La réforme du collège, un casse-tête depuis 1975
Najat Vallaud-Belkacem n'en finit pas d'essuyer les critiques sur sa réforme du collège. Le texte, qui doit s'appliquer en 2016, reçoit une pluie de critiques venant essentiellement de la droite, à commencer par Nicolas Sarkozy. Lundi soir, le chef de l'UMP s'en est pris à la réforme du gouvernement.
"Au nom de l'égalitarisme, ils ont construit l'école de l'injustice", a scandé le président de l'UMP. Bruno Le Maire, à l'initiative d'une lettre signée par 200 députés destinée au chef de l'Etat dénonce, lui, un nivellement de l'enseignement par le bas et une réforme "naufrage".
Un débat récurrent depuis 1975
Le texte met en place, entre autres, des enseignements transversaux et des accompagnements personnalisés. Pour faire de la place à ces nouveaux enseignements, les collégiens auront chaque semaine un peu moins d'heures de français ou de maths. Des heures redistribuées dans les pratiques interdisciplinaires.
Face aux critiques, Najat Vallaud-Belkacem tient sa ligne et affirme que sa réforme permettra à davantage d'élèves d'être diplômés et rendra le collège moins élitiste. Démocratisation contre perte de niveau, ce débat date en fait de la création du collège unique en 1975. "Chaque fois que les débats sont centrés sur la question du collège, ils sont violents, outranciers", rappelle l'historien de l'Education Claude Lelièvre dans le Parisien.

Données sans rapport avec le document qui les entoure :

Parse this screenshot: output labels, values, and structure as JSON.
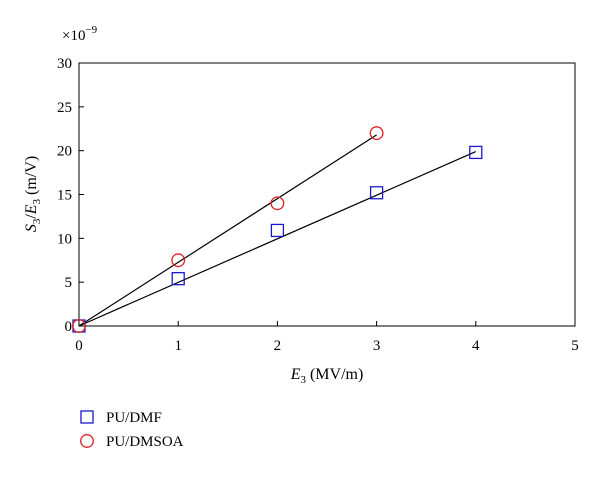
{
  "chart_data": {
    "type": "scatter",
    "xlabel": {
      "symbol": "E",
      "sub": "3",
      "unit": "(MV/m)"
    },
    "ylabel": {
      "symbol_num": "S",
      "sub_num": "3",
      "slash": "/",
      "symbol_den": "E",
      "sub_den": "3",
      "unit": "(m/V)"
    },
    "y_multiplier": {
      "prefix": "×10",
      "exponent": "−9"
    },
    "xlim": [
      0,
      5
    ],
    "ylim": [
      0,
      30
    ],
    "xticks": [
      0,
      1,
      2,
      3,
      4,
      5
    ],
    "yticks": [
      0,
      5,
      10,
      15,
      20,
      25,
      30
    ],
    "grid": false,
    "legend_position": "bottom-left, below plot",
    "series": [
      {
        "name": "PU/DMF",
        "marker": "square",
        "color": "#1a1acc",
        "x": [
          0,
          1,
          2,
          3,
          4
        ],
        "y": [
          0,
          5.4,
          10.9,
          15.2,
          19.8
        ],
        "fit": {
          "x": [
            0,
            4
          ],
          "y": [
            0,
            19.9
          ]
        }
      },
      {
        "name": "PU/DMSOA",
        "marker": "circle",
        "color": "#dd1f1f",
        "x": [
          0,
          1,
          2,
          3
        ],
        "y": [
          0,
          7.5,
          14.0,
          22.0
        ],
        "fit": {
          "x": [
            0,
            3
          ],
          "y": [
            0,
            21.8
          ]
        }
      }
    ]
  }
}
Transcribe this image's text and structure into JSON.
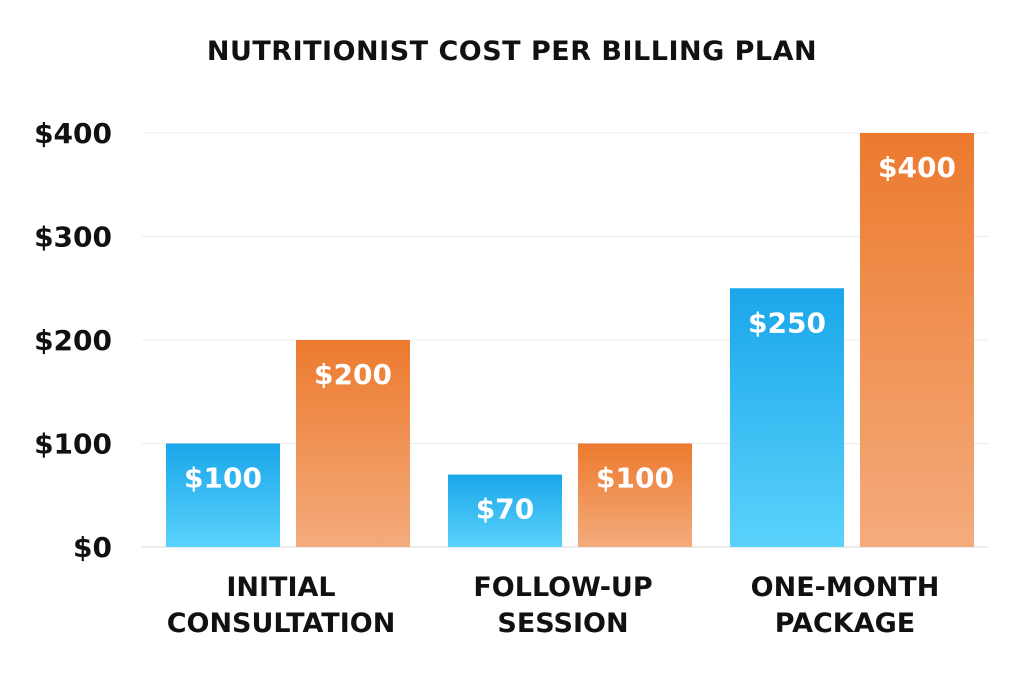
{
  "chart_data": {
    "type": "bar",
    "title": "NUTRITIONIST COST PER BILLING PLAN",
    "xlabel": "",
    "ylabel": "",
    "categories": [
      [
        "INITIAL",
        "CONSULTATION"
      ],
      [
        "FOLLOW-UP",
        "SESSION"
      ],
      [
        "ONE-MONTH",
        "PACKAGE"
      ]
    ],
    "series": [
      {
        "values": [
          100,
          70,
          250
        ],
        "labels": [
          "$100",
          "$70",
          "$250"
        ],
        "color_top": "#1aa6ea",
        "color_bottom": "#5ad2fb"
      },
      {
        "values": [
          200,
          100,
          400
        ],
        "labels": [
          "$200",
          "$100",
          "$400"
        ],
        "color_top": "#ec7a2e",
        "color_bottom": "#f4ab7c"
      }
    ],
    "ylim": [
      0,
      400
    ],
    "yticks": [
      0,
      100,
      200,
      300,
      400
    ],
    "ytick_labels": [
      "$0",
      "$100",
      "$200",
      "$300",
      "$400"
    ],
    "grid": true,
    "legend": "none"
  }
}
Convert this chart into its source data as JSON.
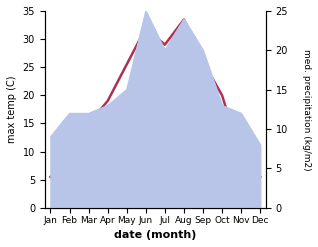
{
  "months": [
    "Jan",
    "Feb",
    "Mar",
    "Apr",
    "May",
    "Jun",
    "Jul",
    "Aug",
    "Sep",
    "Oct",
    "Nov",
    "Dec"
  ],
  "temperature": [
    5.5,
    9.0,
    15.0,
    19.0,
    25.5,
    32.0,
    29.0,
    33.5,
    26.0,
    20.0,
    9.0,
    5.5
  ],
  "precipitation": [
    9,
    12,
    12,
    13,
    15,
    25,
    20,
    24,
    20,
    13,
    12,
    8
  ],
  "temp_color": "#b03050",
  "precip_fill_color": "#b8c4e8",
  "precip_edge_color": "#b8c4e8",
  "temp_ylim": [
    0,
    35
  ],
  "precip_ylim": [
    0,
    25
  ],
  "temp_yticks": [
    0,
    5,
    10,
    15,
    20,
    25,
    30,
    35
  ],
  "precip_yticks": [
    0,
    5,
    10,
    15,
    20,
    25
  ],
  "ylabel_left": "max temp (C)",
  "ylabel_right": "med. precipitation (kg/m2)",
  "xlabel": "date (month)",
  "fig_bg": "#ffffff",
  "axes_bg": "#ffffff"
}
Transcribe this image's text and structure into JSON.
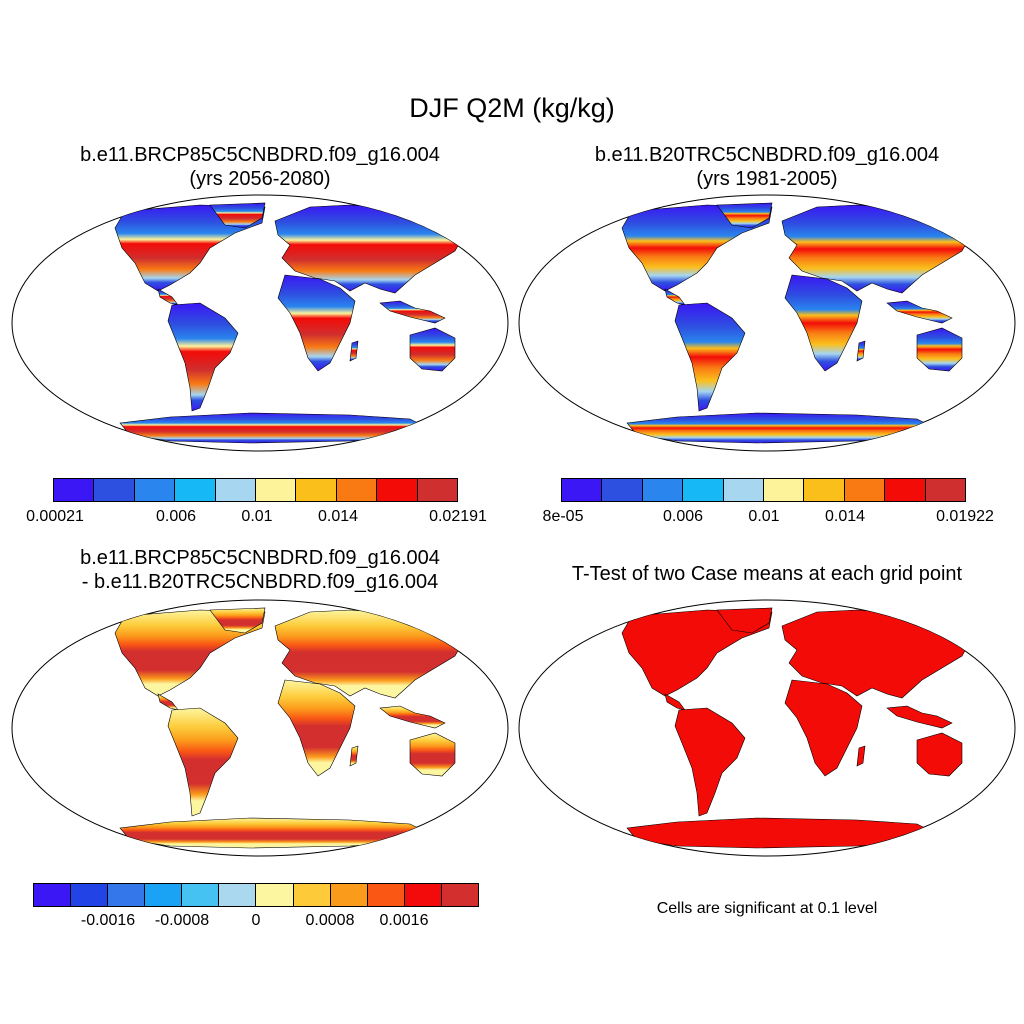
{
  "figure": {
    "title": "DJF Q2M (kg/kg)"
  },
  "panels": [
    {
      "title_line1": "b.e11.BRCP85C5CNBDRD.f09_g16.004",
      "title_line2": "(yrs 2056-2080)",
      "colorbar": {
        "colors": [
          "#3b17f5",
          "#2e50e0",
          "#2a85ee",
          "#16b9f5",
          "#a6d6f0",
          "#fdf39a",
          "#fbbf1c",
          "#f97a13",
          "#f30b08",
          "#d02f2f"
        ],
        "ticks": [
          "0.00021",
          "0.006",
          "0.01",
          "0.014",
          "0.02191"
        ]
      }
    },
    {
      "title_line1": "b.e11.B20TRC5CNBDRD.f09_g16.004",
      "title_line2": "(yrs 1981-2005)",
      "colorbar": {
        "colors": [
          "#3b17f5",
          "#2e50e0",
          "#2a85ee",
          "#16b9f5",
          "#a6d6f0",
          "#fdf39a",
          "#fbbf1c",
          "#f97a13",
          "#f30b08",
          "#d02f2f"
        ],
        "ticks": [
          "8e-05",
          "0.006",
          "0.01",
          "0.014",
          "0.01922"
        ]
      }
    },
    {
      "title_line1": "b.e11.BRCP85C5CNBDRD.f09_g16.004",
      "title_line2": "- b.e11.B20TRC5CNBDRD.f09_g16.004",
      "colorbar": {
        "colors": [
          "#3b17f5",
          "#2244e6",
          "#3377ea",
          "#1aa3f5",
          "#45c1f2",
          "#a9d8ef",
          "#fdf6a0",
          "#fdcb3a",
          "#fb9b1c",
          "#fa5715",
          "#f30b0b",
          "#d32f2f"
        ],
        "ticks": [
          "-0.0016",
          "-0.0008",
          "0",
          "0.0008",
          "0.0016"
        ]
      }
    },
    {
      "title_line1": "T-Test of two Case means at each grid point",
      "note": "Cells are significant at 0.1 level"
    }
  ]
}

En 1975, René Haby le ministre de l'Education de l'époque avait mis en place le collège d'aujourd'hui qui créait une filière unique pour tous les élèves. Déjà à cette époque explique Claude Lelièvre, s'opposaient les partisans "d'un collège qui assure avant tout une bonne scolarité obligatoire à tous" et ceux en faveur d'un enseignement plus élitiste.
Un clivage droite-gauche autour du collège
Pour Bruno Poucet, également historien de l'Education, l'opposition qui se forme aujourd'hui autour du texte a un fondement idéologique classique et ancien. "La droite résiste souvent aux mesures éducatives qui proposent de revenir sur des avantages réservés à une élite", explique-t-il à 20minutes.fr.
Najat Vallaud-Belkacem tient la même conclusion, rappelant que de nombreuses réformes scolaires ont connu des oppositions virulentes. "Jules Ferry rendant l'école publique obligatoire, Jean Zay prolongeant l'âge de cette obligation ou René Haby instaurant le collège unique", détaille la ministre dans le JDD. "A chaque fois, ceux qui cherchent à démocratiser l'école et la réussite sont accusés par les conservateurs de "niveler par le bas" et de faire de 'l'égalitarisme'", se défend Najat Vallaud-Belkacem.
Cette fois-ci toutefois, même si la ministre a reçu le soutien du président de la République et de Manuel Valls, des voix à gauche se sont également fait entendre sur certains points de la réforme. C'est le cas sur la suppression des classes bilangues. Pour le gouvernement, elles ne profiteraient qu'à 15% des élèves. Jack Lang à l'origine de ces classes en 1992 les défend. "Les filières d'excellence ne sont pas réservées aux élites, elles existent aussi dans les quartiers difficiles", assure-t-il. La suppression de ces classes a aussi soulevé "l'inquiétude" de Jean-Marc Ayrault, ancien professeur d'allemand. Sur ce point Najat Vallaud-Belkacem a voulu rassurer, le nombre de postes de professeurs d'allemand devrait augmenter avec la mise en place d'une seconde langue dès la 5e.
Le 19 mai prochain, la ministre devra malgré tout faire face à un appel à la grève lancé par le principal syndicat du secondaire. Mais Najat Vallaud-Belkacem a prévenu, elle soutiendra sa réforme "jusqu'au bout".